Introduction
In Direct and Indirect Speech, Tense Changes play a vital role when the reporting verb is in the past tense. This concept, called Backshift of Tense, means that the verb in the reported speech moves one tense back to maintain grammatical sequence and time consistency.
Understanding this pattern helps you correctly convert tenses in indirect speech without changing the meaning of the original statement.
Pattern: Tense Changes (Backshift of Tense)
Pattern
When the reporting verb is in the past tense, shift the verb in the reported speech one tense back.
| Direct Speech | Indirect Speech |
|---|---|
| Simple Present | Simple Past |
| Present Continuous | Past Continuous |
| Present Perfect | Past Perfect |
| Simple Past | Past Perfect |
| Future (will) | would |
Note: If the reporting verb is in the present or future tense, no backshift occurs.
Step-by-Step Example
Question
Convert into Indirect Speech:
He said, “I am watching a movie.”
Options:
- A) He said that he is watching a movie.
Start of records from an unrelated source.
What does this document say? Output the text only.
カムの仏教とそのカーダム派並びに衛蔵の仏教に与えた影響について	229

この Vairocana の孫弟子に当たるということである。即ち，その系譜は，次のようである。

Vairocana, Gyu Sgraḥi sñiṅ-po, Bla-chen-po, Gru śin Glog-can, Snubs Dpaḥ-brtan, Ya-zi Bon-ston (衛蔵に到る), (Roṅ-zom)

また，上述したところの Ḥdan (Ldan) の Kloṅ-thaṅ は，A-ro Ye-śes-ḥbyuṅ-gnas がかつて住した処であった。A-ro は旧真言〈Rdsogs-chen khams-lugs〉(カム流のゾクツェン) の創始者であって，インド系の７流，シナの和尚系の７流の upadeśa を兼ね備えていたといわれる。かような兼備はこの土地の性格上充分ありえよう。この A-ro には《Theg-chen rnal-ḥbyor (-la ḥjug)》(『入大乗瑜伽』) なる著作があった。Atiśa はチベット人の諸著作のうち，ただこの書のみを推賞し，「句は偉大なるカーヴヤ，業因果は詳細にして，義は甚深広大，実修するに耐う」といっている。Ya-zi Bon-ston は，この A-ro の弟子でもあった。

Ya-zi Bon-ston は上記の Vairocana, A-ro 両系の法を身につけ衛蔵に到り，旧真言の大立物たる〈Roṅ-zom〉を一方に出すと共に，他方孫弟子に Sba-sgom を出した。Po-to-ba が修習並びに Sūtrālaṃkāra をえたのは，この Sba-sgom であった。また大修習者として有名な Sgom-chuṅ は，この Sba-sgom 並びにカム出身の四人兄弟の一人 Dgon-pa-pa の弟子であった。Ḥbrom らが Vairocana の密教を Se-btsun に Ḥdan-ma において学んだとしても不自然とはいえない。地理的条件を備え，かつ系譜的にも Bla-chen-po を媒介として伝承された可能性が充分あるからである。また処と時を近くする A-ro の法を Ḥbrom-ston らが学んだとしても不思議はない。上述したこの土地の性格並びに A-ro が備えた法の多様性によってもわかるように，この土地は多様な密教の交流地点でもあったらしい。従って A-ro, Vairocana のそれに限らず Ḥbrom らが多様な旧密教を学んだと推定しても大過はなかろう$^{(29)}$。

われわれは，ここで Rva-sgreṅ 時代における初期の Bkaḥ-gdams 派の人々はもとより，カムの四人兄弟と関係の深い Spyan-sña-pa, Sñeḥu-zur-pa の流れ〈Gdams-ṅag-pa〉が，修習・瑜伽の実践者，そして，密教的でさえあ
- B) He said that he was watching a movie.
- C) He told that he had watched a movie.
- D) He said that I was watching a movie.
Solution
Step 1: Identify reporting verb and reported clause.
Reporting verb = “said” (past tense); Reported clause = “I am watching a movie.”Step 2: Remove quotation marks and add “that”.
→ He said that I am watching a movie.Step 3: Apply pronoun change.
“I” refers to “He” → replace “I” with “he”.Step 4: Apply backshift of tense.
Reporting verb “said” is past, so “am watching” → “was watching”.Step 5: Combine everything.
→ He said that he was watching a movie.Final Answer:
He said that he was watching a movie. → Option BQuick Check:
“am watching” (Present Continuous) → “was watching” (Past Continuous) ✅
Quick Variations
1. If the reporting verb is in the present tense, no backshift is applied.
2. For universal truths, tense is not changed (e.g., “The sun rises in the east”).
3. Modal verbs change as follows:
“will” → “would”, “can” → “could”, “may” → “might”, “shall” → “should”.
Trick to Always Use
- Step 1: Check the tense of the reporting verb first.
- Step 2: If it’s past, move the reported verb one step back in tense.
- Step 3: Remember special cases: universal truths and present reporting verbs → no change.
Summary
Summary
- Backshift applies only when the reporting verb is in the past tense.
- Each tense moves one step back in time (present → past → past perfect).
- Universal truths and ongoing facts remain unchanged.
- Modal verbs also shift: will→would, can→could, may→might.
Example recap:
Direct: She said, “I am studying.”
Indirect: She said that she was studying.